Her husband, who was a draftsman, turned the dream into reality.
“I said ‘Oh, Louis, you should have seen the house I dreamed,’ ” Guay says. “ ‘You should build it. And he said ‘Hmmm — I will.’ ”
The Guays, who lived in Perry at the time, had some land just outside of town. Building started in 1990 or 1991 — mostly on Sunday afternoons. The couple moved in in 1994.
“He did all the work,” Guay says. “He loved doing start to finish on houses.”
Louis passed away in 2000 before the house was entirely finished. Guay had the family room finished, but has left one bedroom as it is.
The house is filled with comfort. A wall of windows lets in plenty of light and offers a magnificent view of the outside. A slit window in the east wall lets in morning light.
Whimsical collections fill china closets, line kitchen cupboards and peek out from unexpected places. The home’s flair should come as no surprise. Guay is a retired middle-school art teacher. And she has a friend who taught her the fine art of garage saling.
“Too bad!” Guay laughs. “But it’s an inexpensive activity, and you never know what you’ll find.”
Guay was an only child and an only grandchild, so she “inherited everything,” she says.
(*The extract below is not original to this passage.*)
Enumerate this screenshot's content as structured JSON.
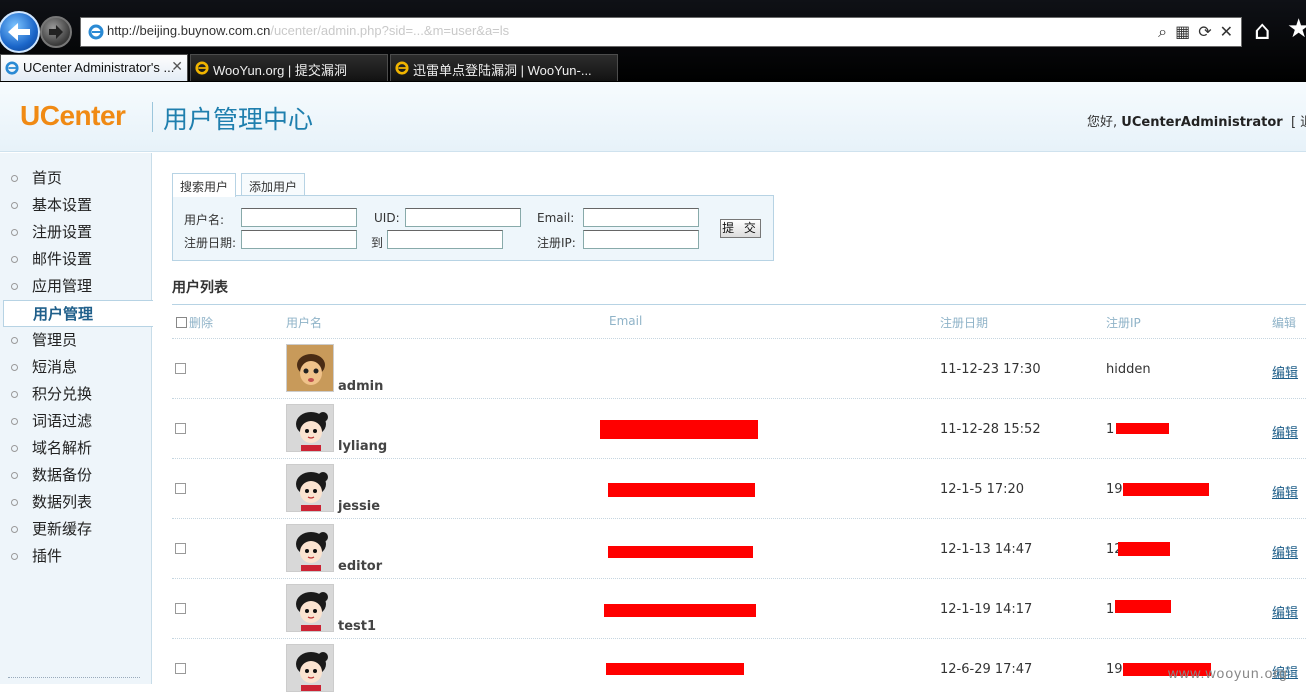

All these items give the house a charming, cozy atmosphere.
“To live on four acres like this, it takes someone who’s a bit of a character to work with the space,” she says.
Plenty of bird feeders and plenty of outdoor space ensures that the local wildlife enjoy visiting.
“Every time you go out, you see something different — the animals, the birds,” Guay says. “It’s my own peaceable kingdom.”